BoC Cuts Rates Amid Cautious Economic Outlook
Following the rate cut, BoC Governor Tiff Macklem warned that a prolonged trade conflict could significantly harm Canada's economic activity. The BoC also revised its economic forecasts, projecting:
- Inflation at 2.3% in 2025.
- GDP growth of 1.8% YoY in Q4 2024.
- End of Quantitative Tightening (QT), signaling a shift in policy direction.

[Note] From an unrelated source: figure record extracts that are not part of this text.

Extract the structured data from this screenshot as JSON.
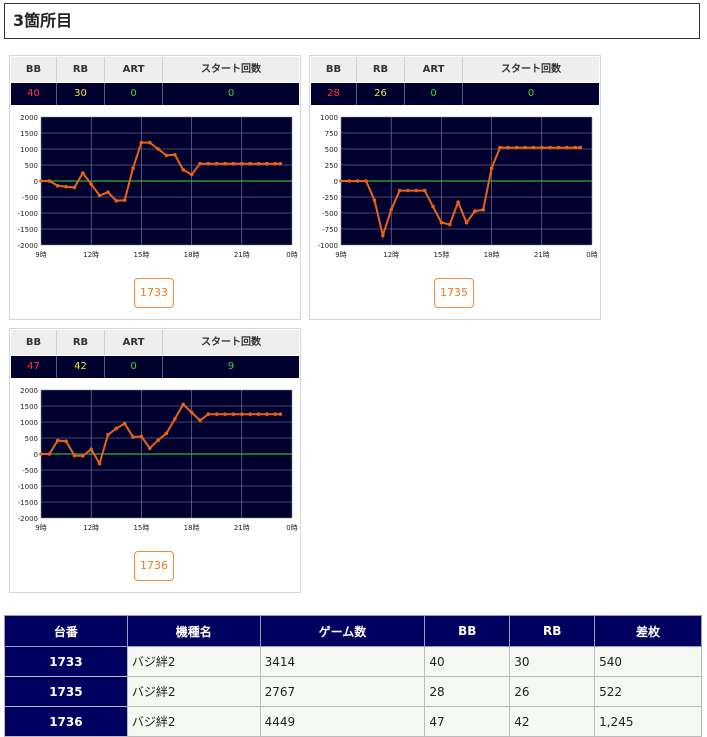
{
  "title": "3箇所目",
  "columns": {
    "bb": "BB",
    "rb": "RB",
    "art": "ART",
    "start": "スタート回数"
  },
  "colors": {
    "bb": "#ff3b3b",
    "rb": "#e9e24a",
    "art": "#39d339",
    "line": "#e8621a",
    "zero": "#2fb52f",
    "bg": "#00002e"
  },
  "cards": [
    {
      "bb": "40",
      "rb": "30",
      "art": "0",
      "start": "0",
      "machine": "1733"
    },
    {
      "bb": "28",
      "rb": "26",
      "art": "0",
      "start": "0",
      "machine": "1735"
    },
    {
      "bb": "47",
      "rb": "42",
      "art": "0",
      "start": "9",
      "machine": "1736"
    }
  ],
  "chart_data": [
    {
      "type": "line",
      "x_ticks": [
        "9時",
        "12時",
        "15時",
        "18時",
        "21時",
        "0時"
      ],
      "y_ticks": [
        "2000",
        "1500",
        "1000",
        "500",
        "0",
        "-500",
        "-1000",
        "-1500",
        "-2000"
      ],
      "ylim": [
        -2000,
        2000
      ],
      "xlim": [
        9,
        24
      ],
      "x": [
        9.0,
        9.5,
        10.0,
        10.5,
        11.0,
        11.5,
        12.0,
        12.5,
        13.0,
        13.5,
        14.0,
        14.5,
        15.0,
        15.5,
        16.0,
        16.5,
        17.0,
        17.5,
        18.0,
        18.5,
        19.0,
        19.5,
        20.0,
        20.5,
        21.0,
        21.5,
        22.0,
        22.5,
        23.0,
        23.3
      ],
      "values": [
        0,
        0,
        -150,
        -180,
        -200,
        250,
        -100,
        -450,
        -350,
        -620,
        -600,
        400,
        1200,
        1200,
        1000,
        800,
        820,
        350,
        200,
        540,
        540,
        540,
        540,
        540,
        540,
        540,
        540,
        540,
        540,
        540
      ]
    },
    {
      "type": "line",
      "x_ticks": [
        "9時",
        "12時",
        "15時",
        "18時",
        "21時",
        "0時"
      ],
      "y_ticks": [
        "1000",
        "750",
        "500",
        "250",
        "0",
        "-250",
        "-500",
        "-750",
        "-1000"
      ],
      "ylim": [
        -1000,
        1000
      ],
      "xlim": [
        9,
        24
      ],
      "x": [
        9.0,
        9.5,
        10.0,
        10.5,
        11.0,
        11.5,
        12.0,
        12.5,
        13.0,
        13.5,
        14.0,
        14.5,
        15.0,
        15.5,
        16.0,
        16.5,
        17.0,
        17.5,
        18.0,
        18.5,
        19.0,
        19.5,
        20.0,
        20.5,
        21.0,
        21.5,
        22.0,
        22.5,
        23.0,
        23.3
      ],
      "values": [
        0,
        0,
        0,
        0,
        -300,
        -850,
        -450,
        -150,
        -150,
        -150,
        -150,
        -400,
        -650,
        -680,
        -330,
        -650,
        -470,
        -450,
        200,
        522,
        522,
        522,
        522,
        522,
        522,
        522,
        522,
        522,
        522,
        522
      ]
    },
    {
      "type": "line",
      "x_ticks": [
        "9時",
        "12時",
        "15時",
        "18時",
        "21時",
        "0時"
      ],
      "y_ticks": [
        "2000",
        "1500",
        "1000",
        "500",
        "0",
        "-500",
        "-1000",
        "-1500",
        "-2000"
      ],
      "ylim": [
        -2000,
        2000
      ],
      "xlim": [
        9,
        24
      ],
      "x": [
        9.0,
        9.5,
        10.0,
        10.5,
        11.0,
        11.5,
        12.0,
        12.5,
        13.0,
        13.5,
        14.0,
        14.5,
        15.0,
        15.5,
        16.0,
        16.5,
        17.0,
        17.5,
        18.0,
        18.5,
        19.0,
        19.5,
        20.0,
        20.5,
        21.0,
        21.5,
        22.0,
        22.5,
        23.0,
        23.3
      ],
      "values": [
        0,
        0,
        420,
        400,
        -50,
        -60,
        150,
        -300,
        600,
        800,
        950,
        530,
        550,
        180,
        430,
        650,
        1100,
        1550,
        1300,
        1050,
        1245,
        1245,
        1245,
        1245,
        1245,
        1245,
        1245,
        1245,
        1245,
        1245
      ]
    }
  ],
  "table": {
    "headers": [
      "台番",
      "機種名",
      "ゲーム数",
      "BB",
      "RB",
      "差枚"
    ],
    "rows": [
      [
        "1733",
        "バジ絆2",
        "3414",
        "40",
        "30",
        "540"
      ],
      [
        "1735",
        "バジ絆2",
        "2767",
        "28",
        "26",
        "522"
      ],
      [
        "1736",
        "バジ絆2",
        "4449",
        "47",
        "42",
        "1,245"
      ]
    ]
  }
}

The Canadian swaps market now sees a 47% probability of another BoC rate cut in March, increasing speculation about further policy easing.
USD/CAD Technical Outlook
The USD/CAD initially cleared the R2 pivot, reaching 1.4470, just shy of the R3 daily pivot point, before retreating to the R1 level and stabilizing. While momentum has cooled, Macklem's upcoming remarks could spark fresh volatility.
Key Levels to Watch:
- Resistance: 1.4471, 1.4500, and the January 20 high at 1.4518.
- Support: 1.4394 (daily pivot point), followed by 1.4369 (S1 support level).
Traders will closely watch Macklem's statements ahead of the Federal Reserve's monetary policy decision, which could further impact USD/CAD direction.